8

On my Elasticsearch server I have three indices: Person, Archive and Document.

  • Each document has a archive field which is the _id of the Archive it is in.

  • Each archive has a owner which is the _id of the Person that is the owner of the archive.

With the indices above I can aggregate documents into buckets of archives and archives into buckets of owners.

How can I also include the documents in the person aggregations so if I filter on a specific person I get the archives and their documents that belongs to the person instead of only the archives?
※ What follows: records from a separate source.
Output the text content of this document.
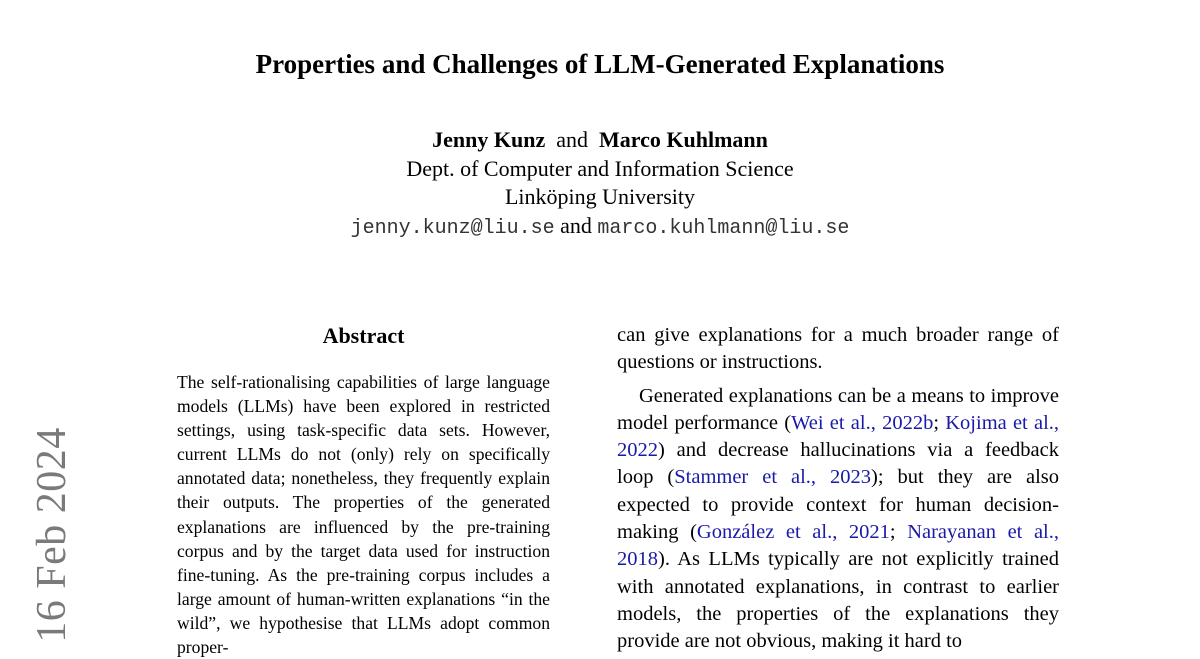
Properties and Challenges of LLM-Generated Explanations
Jenny Kunz and Marco Kuhlmann
Dept. of Computer and Information Science
Linköping University
jenny.kunz@liu.se and marco.kuhlmann@liu.se
16 Feb 2024
Abstract

The self-rationalising capabilities of large language models (LLMs) have been explored in restricted settings, using task-specific data sets. However, current LLMs do not (only) rely on specifically annotated data; nonetheless, they frequently explain their outputs. The properties of the generated explanations are influenced by the pre-training corpus and by the target data used for instruction fine-tuning. As the pre-training corpus includes a large amount of human-written explanations “in the wild”, we hypothesise that LLMs adopt common proper-

can give explanations for a much broader range of questions or instructions.

Generated explanations can be a means to improve model performance (Wei et al., 2022b; Kojima et al., 2022) and decrease hallucinations via a feedback loop (Stammer et al., 2023); but they are also expected to provide context for human decision-making (González et al., 2021; Narayanan et al., 2018). As LLMs typically are not explicitly trained with annotated explanations, in contrast to earlier models, the properties of the explanations they provide are not obvious, making it hard to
This is what I have so far to filter and aggregate the archives into buckets of owners:

{
  "post_filter": {
    "terms": {
      "owner": [
        "my_owner_id"
      ]
    }
  },
  "aggs": {
    "_filter_archive": {
      "filter": {
        "terms": {
          "owner": [
            "my_owner_id"
          ]
        }
      },
      "aggs": {
        "archive": {
          "terms": {
            "field": "archive"
          }
        }
      }
    }
  }
}
Oskar Persson
  • 6,605
  • 15
  • 63
  • 124
  • You have modeled your Elasticsearch indices from the relational databases thinking and approach, which is most of the times wrong. With the current configuration, you cannot achieve what you want. – Andrei Stefan Jan 14 '18 at 15:42
  • @AndreiStefan Do you have a recommendation for a functional Elasticsearch model? – Oskar Persson Jan 14 '18 at 15:43
  • If possible, denormalize your data and have everything in a single index. What ES version are you using? – Andrei Stefan Jan 14 '18 at 15:44
  • I'm using ES 6.1 – Oskar Persson Jan 14 '18 at 15:45
  • How many documents an archive can have and how many archives a person can have? – Andrei Stefan Jan 14 '18 at 15:46
  • There are no limits on any of them – Oskar Persson Jan 14 '18 at 15:48
  • I meant realistically, not theoretically. – Andrei Stefan Jan 14 '18 at 15:48
  • I would guess hundreds of archives and hundreds of thousands of documents – Oskar Persson Jan 14 '18 at 16:04
  • How often a Person will be updated? The same question for Archive? – Andrei Stefan Jan 14 '18 at 16:06
  • I would guess weekly for both – Oskar Persson Jan 14 '18 at 16:14
  • It would be good if you could think about these requirements a bit better. This sort of things matter in a scenario like this. What operations are possible for an archive (add another document, remove a document etc)? And here I refer to a realistic/practical scenario, so would be good if the product owner/manager would have this information. – Andrei Stefan Jan 14 '18 at 16:17
  • This type of aggregation that you need - is it something you'd use frequently or very rarely? Do you need those relationships for other queries/aggregations? If not maybe you could create two queries or multiple queries to achieve what you need and don't have to rely on ES relationships. – Andrei Stefan Jan 14 '18 at 16:34
  • Only one query and pretty often – Oskar Persson Jan 14 '18 at 16:35
  • Will this query results be displayed in a web page or similar? What is the point of showing one Person with an Archive and 10000 Documents? Is this even useable? Can you show list of Persons with each own person's Archive and then, clicking on an Archive the list of documents expands? – Andrei Stefan Jan 14 '18 at 16:37
  • The query will only display the documents but I want the facet filter for persons to filter the documents and not only the archives – Oskar Persson Jan 14 '18 at 17:12
  • 2
    This will be difficult to answer because it seems you are missing some details. The easy answer is: use `nested` documents or parent-child relationship. Which one to use in your case depends on a lot of factors. My suggestion is to try them both and test. See how well they perform. The third option is to denormalize your data completely. That's the reason I asked about updates, how frequent they are, how large a Person document is, how large an Archive document is etc. If you are not prepared to answer these questions, then test `nested` and parent-child and choose one or the other. Good luck! – Andrei Stefan Jan 15 '18 at 07:36

1 Answers1

2

This will be difficult to answer because it seems you are missing some details. The easy answer is: use nested documents or parent-child relationship. Which one to use in your case depends on a lot of factors. My suggestion is to try them both and test. See how well they perform. The third option is to denormalize your data completely. That's the reason I asked about updates, how frequent they are, how large a Person document is, how large an Archive document is etc. If you are not prepared to answer these questions, then test nested and parent-child and choose one or the other. Good luck!

Andrei Stefan
  • 51,654
  • 6
  • 98
  • 89